What if I am out of words?

What if I am out of words?

Notes on silence (and the future of Sanity).

Tanmoy Goswami


"I feel my stomach knot and my muscles tighten as Ben goes silent and furrows his brow. I don’t want to feel this. I want to feel connected. I want to feel relaxed and benignly compassionate, knowing where I am in our conversation, and comfortably waiting for Ben to speak next. Ben has now twisted slightly in his seat and is staring at the carpet, and my body involuntarily braces, against what I’m not sure. I’m unsure what the tension is about, even as I feel it thicken."- Mary Jo Peebles, When Psychotherapy Feels Stuck


I love spicy food. Even as a young boy I had a reputation for high heat tolerance. One afternoon, when I was 12 or 13, Bodo Mama, my eldest maternal uncle, known in the family for his morbid health anxieties, saw me bite into chilli after hot green chilli with my lunch and decided to teach me a life lesson.

"Do you know why when someone important dies, they say in the news 'such and such person breathed their last'?"

I didn't and couldn't care less. All my attention was on the chicken.

"They put it that way," Bodo Mama continued, "because everyone, even the most important people, are born with a fixed quota of breaths. Say your quota is 50 million breaths. One day you draw the last one, and that's it. You've finished your quota. You are dead."

"There's a quota for everything in life. There's a quota for eating chillies, too. Maybe you were sent to Earth with a quota of 50 kg of chilli to last your entire life. Now, it's up to you if you want to exhaust your quota when you are 20 and develop stomach ulcers and never get to eat another chilli for the rest of your life, or you want to be smart and stretch out your quota so you can enjoy chillies even when you are 80."

I didn't know better then, so I couldn't push back that a) eating chilli doesn't cause ulcers, and b) 80 is an optimistic number because data suggests that people with mental illness tend to die younger, and not because they eat too many chillies.

Bodo Mama's sermon did not make me give up spice. But the idea of slowly running out of one's allotted quota of things in life – energy, patience, love... good skin – has stayed with me. It comes up particularly when I feel stuck in therapy, during sessions when I am convinced that I have squeezed out every last intelligible syllable I am capable of, my insides feel sandpapered, and I am worried that if I try to open my mouth and get out one more sound, I will puke cockroaches and bats and grotesque prehistoric life forms all over the Zoom window.

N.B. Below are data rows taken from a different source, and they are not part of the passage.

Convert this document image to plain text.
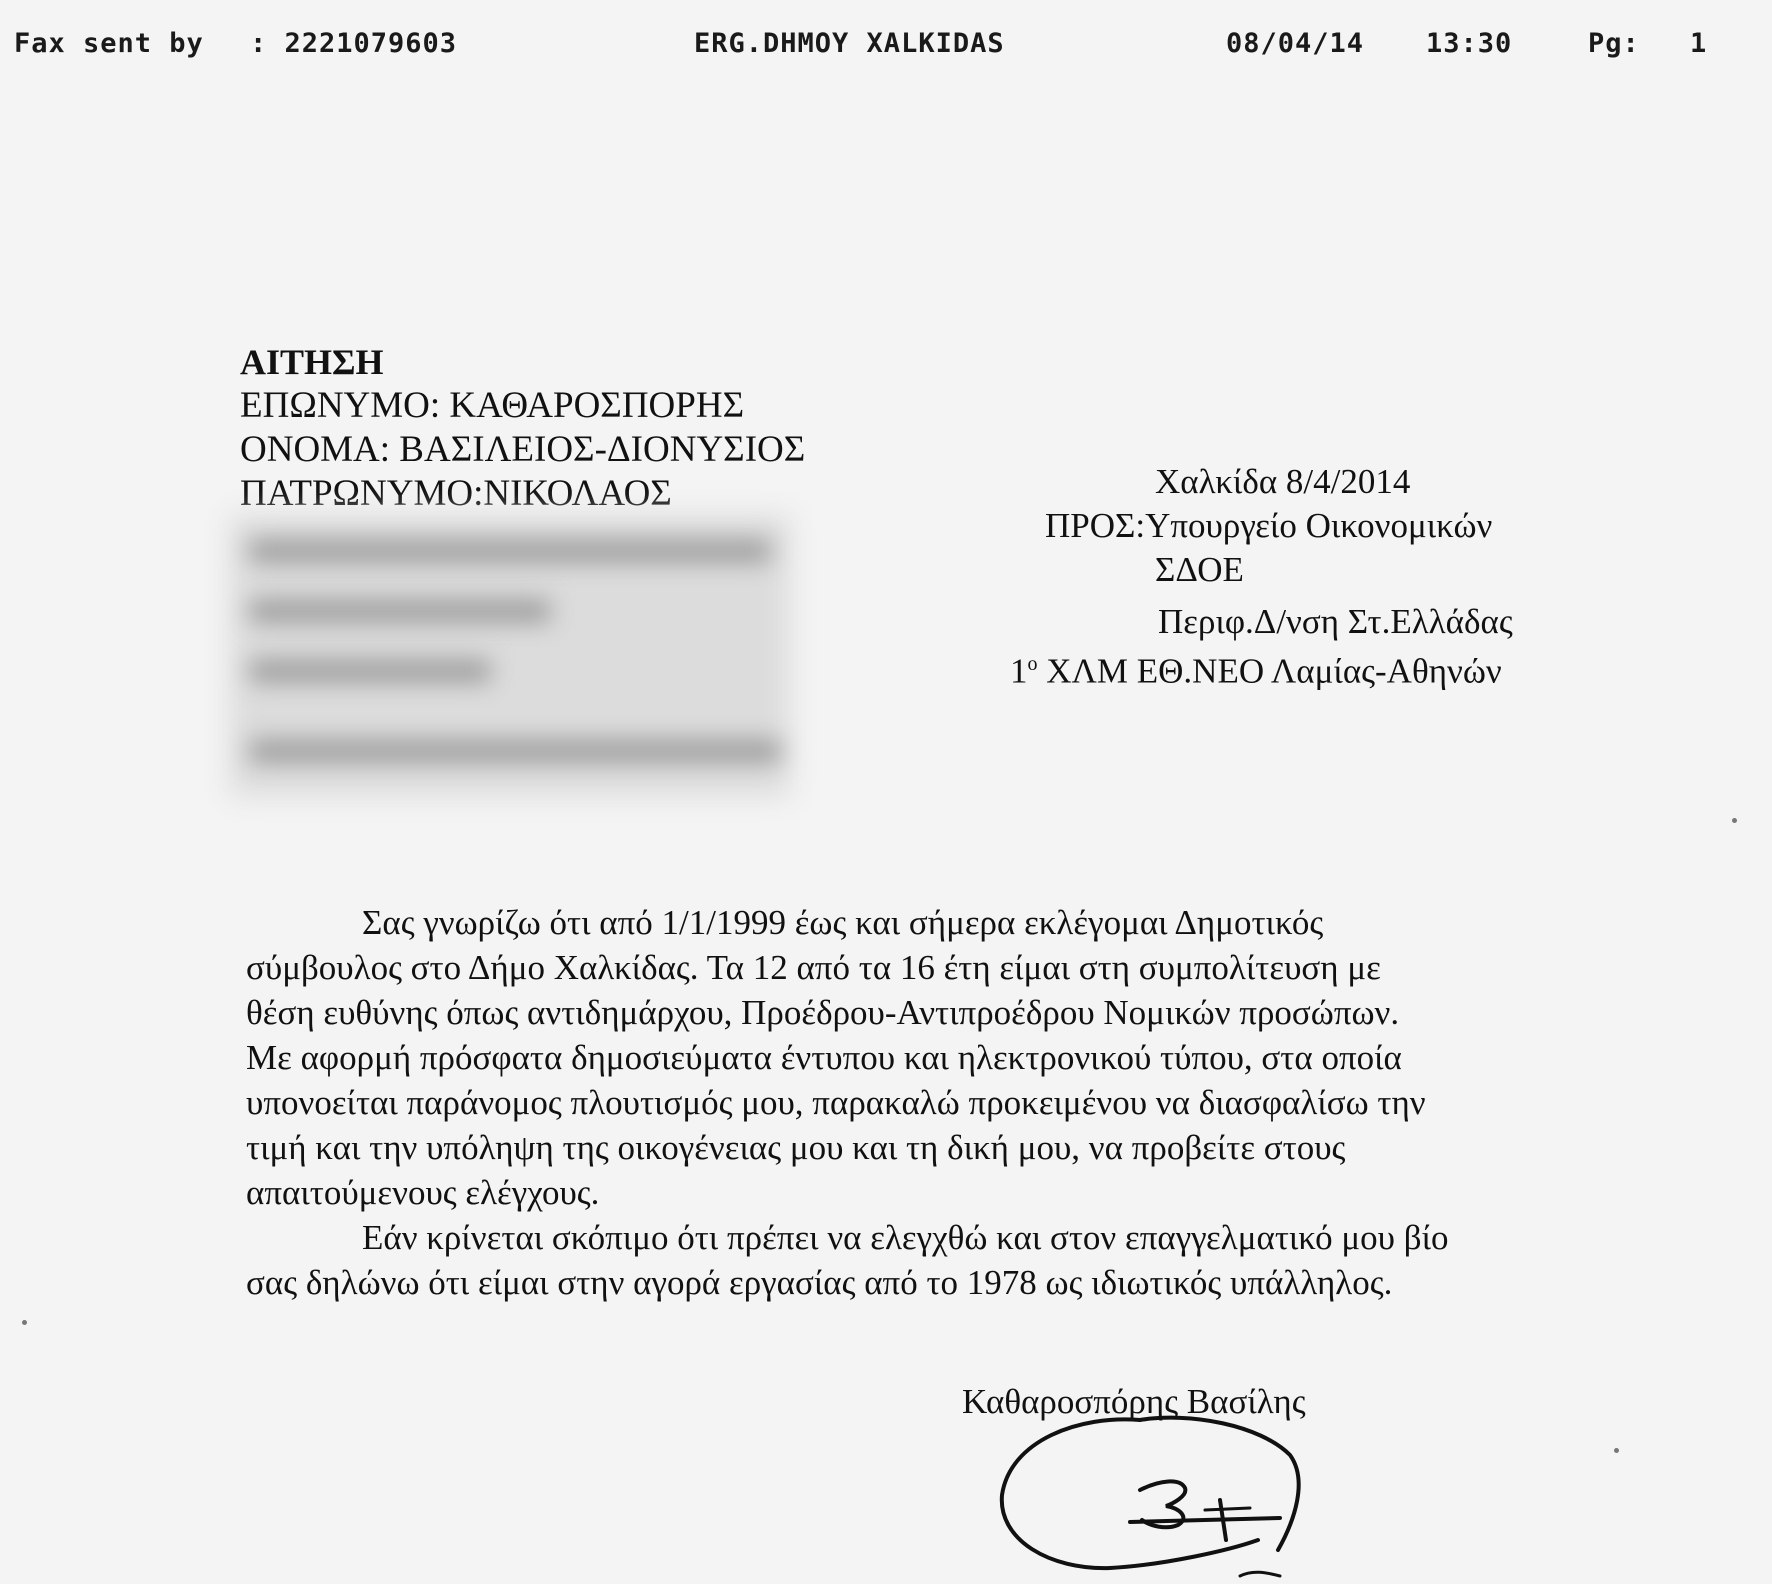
Fax sent by : 2221079603	ERG.DHMOY XALKIDAS	08/04/14 13:30	Pg: 1
ΑΙΤΗΣΗ
ΕΠΩΝΥΜΟ: ΚΑΘΑΡΟΣΠΟΡΗΣ
ΟΝΟΜΑ: ΒΑΣΙΛΕΙΟΣ-ΔΙΟΝΥΣΙΟΣ
ΠΑΤΡΩΝΥΜΟ:ΝΙΚΟΛΑΟΣ	Χαλκίδα 8/4/2014
ΠΡΟΣ:Υπουργείο Οικονομικών
ΣΔΟΕ
Περιφ.Δ/νση Στ.Ελλάδας
$1^o$ ΧΛΜ ΕΘ.ΝΕΟ Λαμίας-Αθηνών
Σας γνωρίζω ότι από 1/1/1999 έως και σήμερα εκλέγομαι Δημοτικός
σύμβουλος στο Δήμο Χαλκίδας. Τα 12 από τα 16 έτη είμαι στη συμπολίτευση με
θέση ευθύνης όπως αντιδημάρχου, Προέδρου-Αντιπροέδρου Νομικών προσώπων.
Με αφορμή πρόσφατα δημοσιεύματα έντυπου και ηλεκτρονικού τύπου, στα οποία
υπονοείται παράνομος πλουτισμός μου, παρακαλώ προκειμένου να διασφαλίσω την
τιμή και την υπόληψη της οικογένειας μου και τη δική μου, να προβείτε στους
απαιτούμενους ελέγχους.
Εάν κρίνεται σκόπιμο ότι πρέπει να ελεγχθώ και στον επαγγελματικό μου βίο
σας δηλώνω ότι είμαι στην αγορά εργασίας από το 1978 ως ιδιωτικός υπάλληλος.
Καθαροσπόρης Βασίλης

On good days, when I spit out insight after insight, therapy feels like a natural, interminable part of living. "Does anyone ever end therapy?" I once asked my therapist. "Oh, all the time," she said. "People run out of words, you know." It sounded silly to me. "That's like saying you have finished your bath because the tap ran out of water, even though you have soap left all over yourself." She smiled.